Not to be a downer, but I had kind of a crappy morning. This is relevant. There I was, sitting upstairs in the Institute, trying my dangedest not to cry (and failing), when up comes Noor. I would say "when up walks Noor," but the man just kind of apparated. Before I knew he was there, he was crouching down beside my chair and asking, "What's wrong?"
"I'm not sure, and I think that's part of the problem," I muttered (approximately).
"Is it a boy?"
"Do you need chocolate?"
Tentative head nod.
"Watch my stuff for a minute." And he was gone like the Flash. I'm not just saying that for imagery, either. He sprinted off down the hallway.
I spent the next few minutes trying to pull myself together for decorum's sake, then before I knew it, he had returned and had his hands hidden behind his back.
"Slow-release or fast-acting?" he asked.
I thought about it for a second. "Fast-acting," I decided.
And he whipped out a big bar of Hershey's special dark. Fast-acting, indeed. Where he went to get it is beyond me, but I'm not sure I really want to know. Somehow not knowing makes it better, like maybe he slipped through a closet and brought back magical Narnia chocolate. Dementor-fighting Narnia chocolate. The one chocolate to rule them all.
He left the slow-acting M&Ms for later. Noor, I can't thank you enough. Honestly. Thank you. Thank you. Thank you.
Several hours later, as I was reading a little Brandon Sanderson before my lit. class started, I heard one of the girls behind me saying that all she needed was a little chocolate and she would be fine.
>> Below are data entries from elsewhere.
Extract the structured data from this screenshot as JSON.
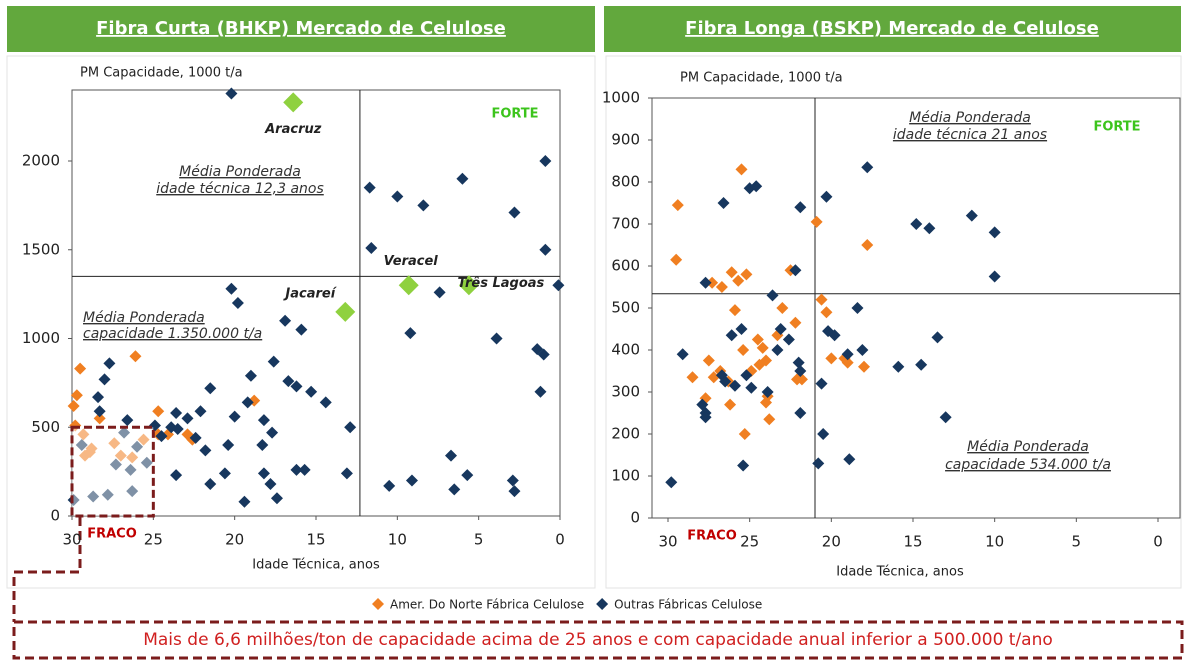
{
  "chart_data": [
    {
      "type": "scatter",
      "title": "Fibra Curta (BHKP) Mercado de Celulose",
      "y_label": "PM Capacidade, 1000 t/a",
      "x_label": "Idade Técnica, anos",
      "xlim": [
        30,
        0
      ],
      "xticks": [
        30,
        25,
        20,
        15,
        10,
        5,
        0
      ],
      "ylim": [
        0,
        2400
      ],
      "yticks": [
        0,
        500,
        1000,
        1500,
        2000
      ],
      "reference_lines": {
        "x": 12.3,
        "y": 1350
      },
      "highlight_region": {
        "xlim": [
          30,
          25
        ],
        "ylim": [
          0,
          500
        ]
      },
      "annotations": [
        "FORTE",
        "Média Ponderada",
        "idade técnica 12,3 anos",
        "Média Ponderada",
        "capacidade 1.350.000 t/a",
        "FRACO"
      ],
      "highlights": {
        "color": "#8fd13f",
        "points": [
          {
            "label": "Aracruz",
            "x": 16.4,
            "y": 2330
          },
          {
            "label": "Jacareí",
            "x": 13.2,
            "y": 1150
          },
          {
            "label": "Veracel",
            "x": 9.3,
            "y": 1300
          },
          {
            "label": "Três Lagoas",
            "x": 5.6,
            "y": 1300
          }
        ]
      },
      "series": [
        {
          "name": "Amer. Do Norte Fábrica Celulose",
          "color": "#f07f21",
          "x": [
            29.7,
            29.5,
            29.9,
            29.3,
            28.8,
            28.3,
            26.1,
            29.8,
            24.7,
            24.7,
            24.1,
            22.9,
            22.6,
            18.8,
            29.2,
            28.9,
            27.4,
            27.0,
            26.3,
            25.6
          ],
          "values": [
            680,
            830,
            620,
            460,
            380,
            550,
            900,
            510,
            590,
            460,
            460,
            460,
            430,
            650,
            340,
            360,
            410,
            340,
            330,
            430
          ]
        },
        {
          "name": "Outras Fábricas Celulose",
          "color": "#17375e",
          "x": [
            20.2,
            11.7,
            10.0,
            8.4,
            6.0,
            0.9,
            2.8,
            11.6,
            0.9,
            20.2,
            19.8,
            16.9,
            15.9,
            9.2,
            7.4,
            0.1,
            3.9,
            1.4,
            1.0,
            1.2,
            27.7,
            28.0,
            28.4,
            21.5,
            19.0,
            17.6,
            16.7,
            16.2,
            15.3,
            14.4,
            12.9,
            18.2,
            20.0,
            22.1,
            22.9,
            23.6,
            23.9,
            24.5,
            20.4,
            22.4,
            23.5,
            24.9,
            20.6,
            18.3,
            18.2,
            16.2,
            15.7,
            13.1,
            21.5,
            17.8,
            19.4,
            17.4,
            10.5,
            9.1,
            6.7,
            5.7,
            6.5,
            2.9,
            2.8,
            29.9,
            26.6,
            28.3,
            23.6,
            21.8,
            19.2,
            17.7,
            29.4,
            28.7,
            27.8,
            27.3,
            26.8,
            26.3,
            25.4,
            26.0,
            26.4
          ],
          "values": [
            2380,
            1850,
            1800,
            1750,
            1900,
            2000,
            1710,
            1510,
            1500,
            1280,
            1200,
            1100,
            1050,
            1030,
            1260,
            1300,
            1000,
            940,
            910,
            700,
            860,
            770,
            670,
            720,
            790,
            870,
            760,
            730,
            700,
            640,
            500,
            540,
            560,
            590,
            550,
            580,
            500,
            450,
            400,
            440,
            490,
            510,
            240,
            400,
            240,
            260,
            260,
            240,
            180,
            180,
            80,
            100,
            170,
            200,
            340,
            230,
            150,
            200,
            140,
            90,
            540,
            590,
            230,
            370,
            640,
            470,
            400,
            110,
            120,
            290,
            470,
            140,
            300,
            390,
            260
          ]
        }
      ]
    },
    {
      "type": "scatter",
      "y_label": "PM Capacidade, 1000 t/a",
      "x_label": "Idade Técnica, anos",
      "title": "Fibra Longa (BSKP) Mercado de Celulose",
      "xlim": [
        30,
        0
      ],
      "xticks": [
        30,
        25,
        20,
        15,
        10,
        5,
        0
      ],
      "ylim": [
        0,
        1000
      ],
      "yticks": [
        0,
        100,
        200,
        300,
        400,
        500,
        600,
        700,
        800,
        900,
        1000
      ],
      "reference_lines": {
        "x": 21,
        "y": 534
      },
      "annotations": [
        "FORTE",
        "Média Ponderada",
        "idade técnica 21 anos",
        "Média Ponderada",
        "capacidade  534.000 t/a",
        "FRACO"
      ],
      "series": [
        {
          "color": "#f07f21",
          "x": [
            29.4,
            29.5,
            25.5,
            26.7,
            26.1,
            25.7,
            25.2,
            27.3,
            25.9,
            22.5,
            20.9,
            20.6,
            20.3,
            17.8,
            28.5,
            27.5,
            27.2,
            26.8,
            26.3,
            26.2,
            27.7,
            24.9,
            24.5,
            24.2,
            24.4,
            24.0,
            25.3,
            24.0,
            23.9,
            23.8,
            23.3,
            23.0,
            22.2,
            22.1,
            21.8,
            20.0,
            19.2,
            19.0,
            18.0,
            25.4
          ],
          "values": [
            745,
            615,
            830,
            550,
            585,
            565,
            580,
            560,
            495,
            590,
            705,
            520,
            490,
            650,
            335,
            375,
            335,
            350,
            325,
            270,
            285,
            350,
            425,
            405,
            365,
            375,
            200,
            275,
            290,
            235,
            435,
            500,
            465,
            330,
            330,
            380,
            380,
            370,
            360,
            400
          ]
        },
        {
          "color": "#17375e",
          "x": [
            29.8,
            29.1,
            27.7,
            26.6,
            25.0,
            24.6,
            21.9,
            20.3,
            17.8,
            22.2,
            23.6,
            25.5,
            26.1,
            23.3,
            23.1,
            22.6,
            22.0,
            21.9,
            27.9,
            27.7,
            27.7,
            26.7,
            26.5,
            25.9,
            25.2,
            24.9,
            23.9,
            21.9,
            25.4,
            20.8,
            20.5,
            20.6,
            20.2,
            19.8,
            18.4,
            18.1,
            19.0,
            18.9,
            15.9,
            14.5,
            14.8,
            14.0,
            11.4,
            10.0,
            10.0,
            13.5,
            13.0
          ],
          "values": [
            85,
            390,
            560,
            750,
            785,
            790,
            740,
            765,
            835,
            590,
            530,
            450,
            435,
            400,
            450,
            425,
            370,
            350,
            270,
            250,
            240,
            340,
            325,
            315,
            340,
            310,
            300,
            250,
            125,
            130,
            200,
            320,
            445,
            435,
            500,
            400,
            390,
            140,
            360,
            365,
            700,
            690,
            720,
            680,
            575,
            430,
            240
          ]
        }
      ]
    }
  ],
  "footer": "Mais de 6,6 milhões/ton de capacidade acima de 25 anos e com capacidade anual inferior a 500.000 t/ano"
}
Before I was entirely conscious of what I was doing, I had reached into my backpack and pulled out the package of M&Ms, which I promptly placed next to her sleek black MacBook. (This alliteration and rhyme is dedicated to Laura, who loves it.) The girl protested that she could not take my chocolate, but considering how it had come into my hands, I insisted. Then suddenly the girl was getting up to give me a hug and people all over the room were talking about how generous I was. One girl said I was like an angel. Even the professor was watching the proceedings. Needless to say, I felt very self-conscious.
"No," I wanted to say to them. "I'm not an angel. I'm not deserving of this praise. I'm only giving what was freely given. I'm just paying it forward."
After that, before our professor turned us loose into a Socratic discussion of a short story about a balloon, I started thinking about Gordon B. Hinckley, and the advice his dad had given him while he was on his mission: Forget yourself and go to work.